More than half of the country is now experiencing declines in property values.
That’s according to a suburb-level analysis from PropTrack by The Australian.
The biggest decliners in Sydney in the June quarter were houses in Mulgoa in Sydney’s west (-22.72%), units in Taren Point in Sydney’s south (-22.11%) and units in Manly (-20.44%).
In Melbourne it was houses in Dandenong South in the southeast (-20.86%), houses in Red Hill (-20.36%) and houses in Flinders (-19.34%), both on the Mornington Peninsula.
PropTrack director of economic research Cameron Kusher said the housing market in Sydney and Melbourne had already slowed before interest rates rose in May.
“Interest rates are up 1.25 percent in three months,” he said The Australian.
“That means people can’t borrow as much as they could. And if rates go to 2.5 percent, as expected, that will dramatically reduce people’s ability to pay the prices that people are looking for in these markets”.
In Hobart, the data showed units at Battery Point, just south of the CBD, fell the most in the June quarter (-20.58%).
In Adelaide, these were units in the coastal suburbs of Hove and Grange (-16.14%).
Units in the Canberra suburb of Watson fell by -22.89%, the biggest in the capital cities, and houses in Griffith fell by -22.42%.

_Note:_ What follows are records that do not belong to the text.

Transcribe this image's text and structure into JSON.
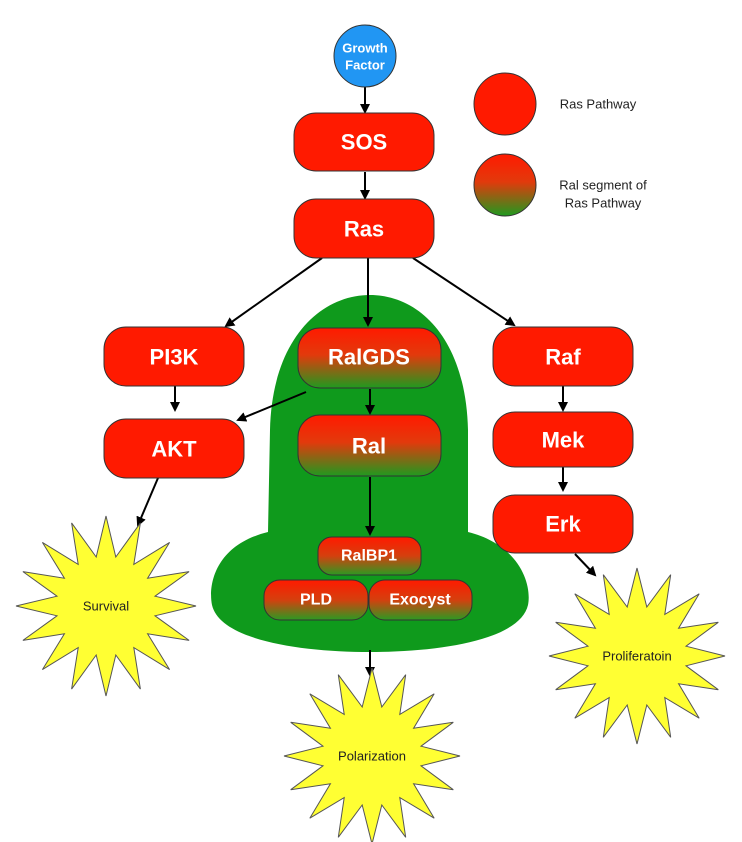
{
  "colors": {
    "ras_red": "#ff1a00",
    "green_blob": "#0f9a1c",
    "growth_blue": "#2196f3",
    "burst_yellow": "#ffff33",
    "gradient_top": "#ff1a00",
    "gradient_bottom": "#1f9a1f"
  },
  "nodes": {
    "growth_factor": {
      "line1": "Growth",
      "line2": "Factor"
    },
    "sos": "SOS",
    "ras": "Ras",
    "pi3k": "PI3K",
    "akt": "AKT",
    "ralgds": "RalGDS",
    "ral": "Ral",
    "ralbp1": "RalBP1",
    "pld": "PLD",
    "exocyst": "Exocyst",
    "raf": "Raf",
    "mek": "Mek",
    "erk": "Erk"
  },
  "outcomes": {
    "survival": "Survival",
    "polarization": "Polarization",
    "proliferation": "Proliferatoin"
  },
  "legend": {
    "ras_pathway": "Ras Pathway",
    "ral_segment_line1": "Ral segment of",
    "ral_segment_line2": "Ras Pathway"
  }
}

Homes in the affluent Perth suburb of Peppermint Grove fell -13.34%.
Houses in Larrakeyah, an inner suburb of Darwin, saw a decline of -20.60, and units in Birkdale, Brisbane, declined -22.69%.
All four of Australia’s big banks unanimously expect stronger interest pain for borrowers after Westpac and NAB upgraded their cash rate forecasts.
Westpac, NAB, ANZ and the Commonwealth Bank of Australia predict there will be two increases of 0.50 percentage points in both August and September, meaning four straight months of 50% increases.
NAB now expects the cash rate to stand at 2.85 per cent in November, while Westpac expects it to rise to 3.35 per cent in February next year.
It means someone who had a $500,000 NAB mortgage before the rises started could be paying $760 more in their monthly repayments, while monthly repayments on a $500,000 Westpac mortgage could rise by $908 from from May 2022 until February next year.
While home prices may be falling across the country, the cost of renting certainly isn’t.
According to the latest report from PropTrack, rental prices grew at the fastest pace in seven years in the year to June.
Weekly rental prices rose by 7% in the year to June. The number of potential tenants per listing increased by 20.3%.
The volume of total rental listings was 18.2% lower year-over-year, which meant volume was 27.7% lower than its decade average.